The Guardian view on Trump’s strategy: overturn result, cheat democracy

The US president is seeking to bring down a system that defeated him

Donald Trump boarding Air Force One at Palm Beach International Airport on 31 December 2020.

‘A classic demagogue, Mr Trump is signalling to his supporters that they, like him, should refuse to respect the election’s outcome and reject Mr Biden’s presidency.’ Photograph: Patrick Semansky/AP

This week, Donald Trump will undermine democracy in the US by supporting the claim that Democrat Joe Biden did not fairly win last November’s presidential election. A peaceful handover of power in a democracy requires losing candidates and their followers to admit defeat. But Mr Trump has manufactured a controversy purely to maintain power and to overturn a legitimate election.

US courts have repeatedly thrown out Mr Trump’s evidence-free cases. This has not stopped the president’s accomplices in Congress. They, backed by Mr Trump’s vice-president, on Wednesday plan to challenge Mr Biden’s win to force a debate and votes in Congress. Some scholars point to a historical precedent as offering a slim, perhaps vanishing, chance that the nightmare will continue. Mr Trump will not let an opportunity pass to relitigate an election he lost.

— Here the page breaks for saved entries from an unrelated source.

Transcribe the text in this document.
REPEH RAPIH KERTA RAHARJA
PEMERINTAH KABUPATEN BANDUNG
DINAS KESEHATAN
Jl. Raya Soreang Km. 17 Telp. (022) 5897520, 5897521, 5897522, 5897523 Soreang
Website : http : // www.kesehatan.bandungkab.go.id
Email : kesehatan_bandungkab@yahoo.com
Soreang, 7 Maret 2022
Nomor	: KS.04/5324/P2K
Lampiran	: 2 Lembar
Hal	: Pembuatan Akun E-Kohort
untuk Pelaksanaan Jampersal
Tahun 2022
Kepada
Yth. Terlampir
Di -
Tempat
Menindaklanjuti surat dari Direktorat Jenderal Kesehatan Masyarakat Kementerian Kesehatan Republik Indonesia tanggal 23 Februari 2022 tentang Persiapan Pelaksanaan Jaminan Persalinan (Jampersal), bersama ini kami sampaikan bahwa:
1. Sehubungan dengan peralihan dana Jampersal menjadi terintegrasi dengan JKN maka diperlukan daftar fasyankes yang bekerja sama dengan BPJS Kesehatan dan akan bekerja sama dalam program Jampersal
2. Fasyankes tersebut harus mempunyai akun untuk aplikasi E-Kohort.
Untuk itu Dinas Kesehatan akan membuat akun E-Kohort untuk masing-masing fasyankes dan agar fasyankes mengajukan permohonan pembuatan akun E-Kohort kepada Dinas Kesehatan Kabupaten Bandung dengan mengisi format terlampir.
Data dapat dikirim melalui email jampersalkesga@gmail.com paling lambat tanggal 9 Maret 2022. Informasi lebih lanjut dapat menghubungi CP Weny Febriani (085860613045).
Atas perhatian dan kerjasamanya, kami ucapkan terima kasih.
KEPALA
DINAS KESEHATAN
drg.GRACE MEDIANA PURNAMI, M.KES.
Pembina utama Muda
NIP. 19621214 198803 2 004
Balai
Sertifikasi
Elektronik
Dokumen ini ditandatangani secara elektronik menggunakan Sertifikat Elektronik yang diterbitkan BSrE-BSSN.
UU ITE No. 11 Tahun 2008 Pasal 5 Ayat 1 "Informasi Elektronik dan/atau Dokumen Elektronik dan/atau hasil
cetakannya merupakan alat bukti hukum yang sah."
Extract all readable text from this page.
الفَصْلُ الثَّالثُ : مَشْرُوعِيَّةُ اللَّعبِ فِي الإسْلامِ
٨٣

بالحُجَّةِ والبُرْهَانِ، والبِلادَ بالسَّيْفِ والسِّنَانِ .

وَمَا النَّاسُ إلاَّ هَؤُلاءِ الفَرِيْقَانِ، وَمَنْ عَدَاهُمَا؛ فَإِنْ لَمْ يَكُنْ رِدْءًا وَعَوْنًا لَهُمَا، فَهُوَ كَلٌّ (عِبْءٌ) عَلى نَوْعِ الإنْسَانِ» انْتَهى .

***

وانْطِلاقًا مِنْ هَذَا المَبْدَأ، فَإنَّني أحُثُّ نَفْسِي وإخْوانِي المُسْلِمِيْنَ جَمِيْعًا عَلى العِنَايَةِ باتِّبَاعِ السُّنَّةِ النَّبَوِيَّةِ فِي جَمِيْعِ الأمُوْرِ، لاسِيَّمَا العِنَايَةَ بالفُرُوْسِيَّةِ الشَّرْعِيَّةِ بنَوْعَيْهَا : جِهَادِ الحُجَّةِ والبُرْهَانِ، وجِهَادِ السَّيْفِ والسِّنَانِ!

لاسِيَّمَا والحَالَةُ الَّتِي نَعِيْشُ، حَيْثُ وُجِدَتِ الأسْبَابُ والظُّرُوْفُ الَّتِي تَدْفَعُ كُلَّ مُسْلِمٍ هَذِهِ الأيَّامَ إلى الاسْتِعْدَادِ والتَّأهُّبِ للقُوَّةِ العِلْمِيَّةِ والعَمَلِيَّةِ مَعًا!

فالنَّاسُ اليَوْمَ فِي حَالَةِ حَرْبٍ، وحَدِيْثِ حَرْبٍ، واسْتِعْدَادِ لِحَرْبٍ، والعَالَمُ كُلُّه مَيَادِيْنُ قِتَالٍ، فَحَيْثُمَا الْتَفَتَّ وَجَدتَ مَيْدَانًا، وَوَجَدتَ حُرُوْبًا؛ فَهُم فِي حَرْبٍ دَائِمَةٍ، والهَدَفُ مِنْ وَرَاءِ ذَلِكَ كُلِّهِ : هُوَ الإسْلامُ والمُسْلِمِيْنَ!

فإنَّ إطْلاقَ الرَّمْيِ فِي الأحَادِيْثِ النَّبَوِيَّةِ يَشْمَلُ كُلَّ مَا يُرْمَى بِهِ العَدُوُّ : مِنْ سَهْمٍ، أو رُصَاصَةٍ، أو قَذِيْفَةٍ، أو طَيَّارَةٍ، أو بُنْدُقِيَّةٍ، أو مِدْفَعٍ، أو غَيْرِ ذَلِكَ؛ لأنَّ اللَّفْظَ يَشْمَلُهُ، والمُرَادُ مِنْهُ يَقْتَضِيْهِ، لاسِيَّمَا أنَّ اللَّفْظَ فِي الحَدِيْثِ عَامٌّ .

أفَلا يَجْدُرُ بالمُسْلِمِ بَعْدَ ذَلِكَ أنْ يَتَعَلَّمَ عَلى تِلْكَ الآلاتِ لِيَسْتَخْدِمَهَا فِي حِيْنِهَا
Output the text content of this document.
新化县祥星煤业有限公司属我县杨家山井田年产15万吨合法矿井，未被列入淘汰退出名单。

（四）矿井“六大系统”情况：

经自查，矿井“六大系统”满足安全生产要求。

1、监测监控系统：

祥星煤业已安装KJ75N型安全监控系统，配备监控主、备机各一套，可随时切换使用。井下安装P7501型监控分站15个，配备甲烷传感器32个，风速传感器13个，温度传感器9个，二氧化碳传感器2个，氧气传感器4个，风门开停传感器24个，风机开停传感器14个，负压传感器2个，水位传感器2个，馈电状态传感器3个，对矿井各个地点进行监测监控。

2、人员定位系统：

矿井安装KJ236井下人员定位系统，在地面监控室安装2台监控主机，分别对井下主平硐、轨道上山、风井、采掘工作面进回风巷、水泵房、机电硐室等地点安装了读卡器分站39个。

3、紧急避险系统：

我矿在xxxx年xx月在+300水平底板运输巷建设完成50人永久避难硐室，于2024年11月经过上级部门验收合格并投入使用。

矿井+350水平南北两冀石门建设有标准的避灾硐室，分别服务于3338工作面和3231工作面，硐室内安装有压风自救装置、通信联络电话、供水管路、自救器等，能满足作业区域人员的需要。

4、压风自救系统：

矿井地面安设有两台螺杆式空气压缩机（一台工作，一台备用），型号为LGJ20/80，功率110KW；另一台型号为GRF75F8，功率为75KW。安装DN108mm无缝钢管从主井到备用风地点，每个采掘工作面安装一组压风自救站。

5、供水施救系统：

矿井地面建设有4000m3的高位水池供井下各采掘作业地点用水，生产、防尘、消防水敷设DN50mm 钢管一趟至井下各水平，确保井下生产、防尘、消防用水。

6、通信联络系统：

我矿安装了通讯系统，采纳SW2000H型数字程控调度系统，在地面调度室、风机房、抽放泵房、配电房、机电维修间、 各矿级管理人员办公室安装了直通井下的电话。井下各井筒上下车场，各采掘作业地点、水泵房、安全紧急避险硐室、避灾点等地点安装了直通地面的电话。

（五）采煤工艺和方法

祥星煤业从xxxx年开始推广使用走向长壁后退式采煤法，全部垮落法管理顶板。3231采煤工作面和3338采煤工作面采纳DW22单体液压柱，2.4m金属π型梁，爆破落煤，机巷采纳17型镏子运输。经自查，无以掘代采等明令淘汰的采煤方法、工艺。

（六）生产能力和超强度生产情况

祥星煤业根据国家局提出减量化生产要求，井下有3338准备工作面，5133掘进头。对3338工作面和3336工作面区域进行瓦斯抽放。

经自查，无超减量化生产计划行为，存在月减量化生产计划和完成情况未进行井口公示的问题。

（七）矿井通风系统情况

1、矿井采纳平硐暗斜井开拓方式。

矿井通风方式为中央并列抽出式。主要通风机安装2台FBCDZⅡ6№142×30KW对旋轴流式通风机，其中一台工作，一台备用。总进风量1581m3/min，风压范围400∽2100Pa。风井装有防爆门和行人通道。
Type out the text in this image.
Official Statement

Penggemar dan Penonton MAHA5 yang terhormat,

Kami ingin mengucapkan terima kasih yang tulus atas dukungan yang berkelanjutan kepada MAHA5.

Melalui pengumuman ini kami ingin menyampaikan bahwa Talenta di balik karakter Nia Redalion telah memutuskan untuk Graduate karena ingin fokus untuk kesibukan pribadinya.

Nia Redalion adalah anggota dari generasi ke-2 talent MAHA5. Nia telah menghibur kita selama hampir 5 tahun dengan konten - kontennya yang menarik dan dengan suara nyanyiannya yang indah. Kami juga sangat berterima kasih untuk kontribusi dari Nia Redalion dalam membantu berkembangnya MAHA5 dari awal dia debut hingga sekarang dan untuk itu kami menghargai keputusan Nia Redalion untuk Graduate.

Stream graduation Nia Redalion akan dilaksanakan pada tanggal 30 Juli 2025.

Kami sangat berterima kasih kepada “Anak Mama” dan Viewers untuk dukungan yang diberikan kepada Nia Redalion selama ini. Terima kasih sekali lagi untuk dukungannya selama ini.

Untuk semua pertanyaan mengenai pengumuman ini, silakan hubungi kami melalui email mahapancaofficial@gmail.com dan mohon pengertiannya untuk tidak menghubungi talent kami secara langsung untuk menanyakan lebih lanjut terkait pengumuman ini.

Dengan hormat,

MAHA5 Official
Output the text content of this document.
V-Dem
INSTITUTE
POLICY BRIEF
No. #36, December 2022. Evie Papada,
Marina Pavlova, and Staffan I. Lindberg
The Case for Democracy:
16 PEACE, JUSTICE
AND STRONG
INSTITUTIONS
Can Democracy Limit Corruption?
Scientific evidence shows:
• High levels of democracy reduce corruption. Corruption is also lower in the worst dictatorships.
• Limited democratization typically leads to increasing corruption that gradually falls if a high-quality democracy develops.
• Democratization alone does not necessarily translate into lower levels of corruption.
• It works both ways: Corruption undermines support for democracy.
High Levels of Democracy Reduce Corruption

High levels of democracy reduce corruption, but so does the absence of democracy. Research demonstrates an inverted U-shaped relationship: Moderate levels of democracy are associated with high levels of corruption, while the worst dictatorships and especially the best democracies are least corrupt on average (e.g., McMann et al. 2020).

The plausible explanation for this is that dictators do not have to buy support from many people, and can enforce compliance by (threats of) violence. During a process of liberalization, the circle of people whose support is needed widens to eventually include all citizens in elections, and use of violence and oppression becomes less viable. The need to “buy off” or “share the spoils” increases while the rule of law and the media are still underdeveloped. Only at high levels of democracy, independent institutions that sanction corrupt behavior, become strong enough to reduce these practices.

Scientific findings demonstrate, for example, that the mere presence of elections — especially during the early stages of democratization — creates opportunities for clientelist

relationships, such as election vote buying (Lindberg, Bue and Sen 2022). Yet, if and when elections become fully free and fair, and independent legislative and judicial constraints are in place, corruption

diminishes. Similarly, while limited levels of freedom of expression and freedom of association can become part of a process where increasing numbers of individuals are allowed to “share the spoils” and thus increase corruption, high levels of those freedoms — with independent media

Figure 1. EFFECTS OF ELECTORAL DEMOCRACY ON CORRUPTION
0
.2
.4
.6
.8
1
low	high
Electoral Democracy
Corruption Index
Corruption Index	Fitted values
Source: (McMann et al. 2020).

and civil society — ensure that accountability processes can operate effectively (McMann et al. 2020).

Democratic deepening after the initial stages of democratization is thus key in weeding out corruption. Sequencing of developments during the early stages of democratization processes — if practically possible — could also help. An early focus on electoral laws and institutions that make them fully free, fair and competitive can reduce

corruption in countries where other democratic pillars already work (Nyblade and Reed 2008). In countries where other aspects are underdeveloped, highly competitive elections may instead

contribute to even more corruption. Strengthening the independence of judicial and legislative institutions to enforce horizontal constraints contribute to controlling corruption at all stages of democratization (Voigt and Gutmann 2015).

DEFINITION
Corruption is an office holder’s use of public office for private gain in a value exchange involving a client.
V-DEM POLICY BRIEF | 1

For the good of America, he must fail. The alternative is ultimately the collapse of political norms and civil strife. A classic demagogue, Mr Trump is signalling to his supporters that they, like him, should refuse to respect the election’s outcome and reject Mr Biden’s presidency. There is a well-grounded fear that protests could erupt, some of them armed. Mr Trump might call out the national guard or send federal agents to deal with demonstrations. This chaos, Mr Trump no doubt hopes, will pave the way for an autocratic takeover.

Mr Trump is a sore loser who cannot stand that he was beaten in a fair election. He should move on but sees no reason why he should yield. After all, Mr Trump has not been punished for his transgressions against tradition, decency and the law. Instead, he has been rewarded. He thinks he can get away with almost anything. The Republican party has only itself to blame for incubating Trumpism, a parasitical ideology that threatens to take over the host.

Mr Trump has thrown open the door to the argument of power rather than the power of argument in US electoral politics. With the help of social media, the president has polarised the electorate, building a “counter Republic” online, in which anger and fear are motivating emotions. In this world, the US apparently is being engulfed by socialism and liberal values. Mr Trump sells his chimerical fight as a necessary one, even if it cheats democracy itself. This has allowed him to frame the undoing of a presidential election as just an extension of other anti-democratic Republican tactics – such as gerrymandering and voter suppression – to constrain political opponents.

Politicians in the US need to give up on the fantasy of a Trump second term. Questioning the integrity of the presidential election without proof of wrongdoing threatens the idea of liberal democracy. It leaves the US distracted by canards when its real problems are painfully obvious. No one outside of Trump’s orbit thinks that Washington DC ought to play host to rival inaugurations on 20 January. Mr Trump is not embracing chaos to express dissent. He is seeking to bring down the system that defeated him.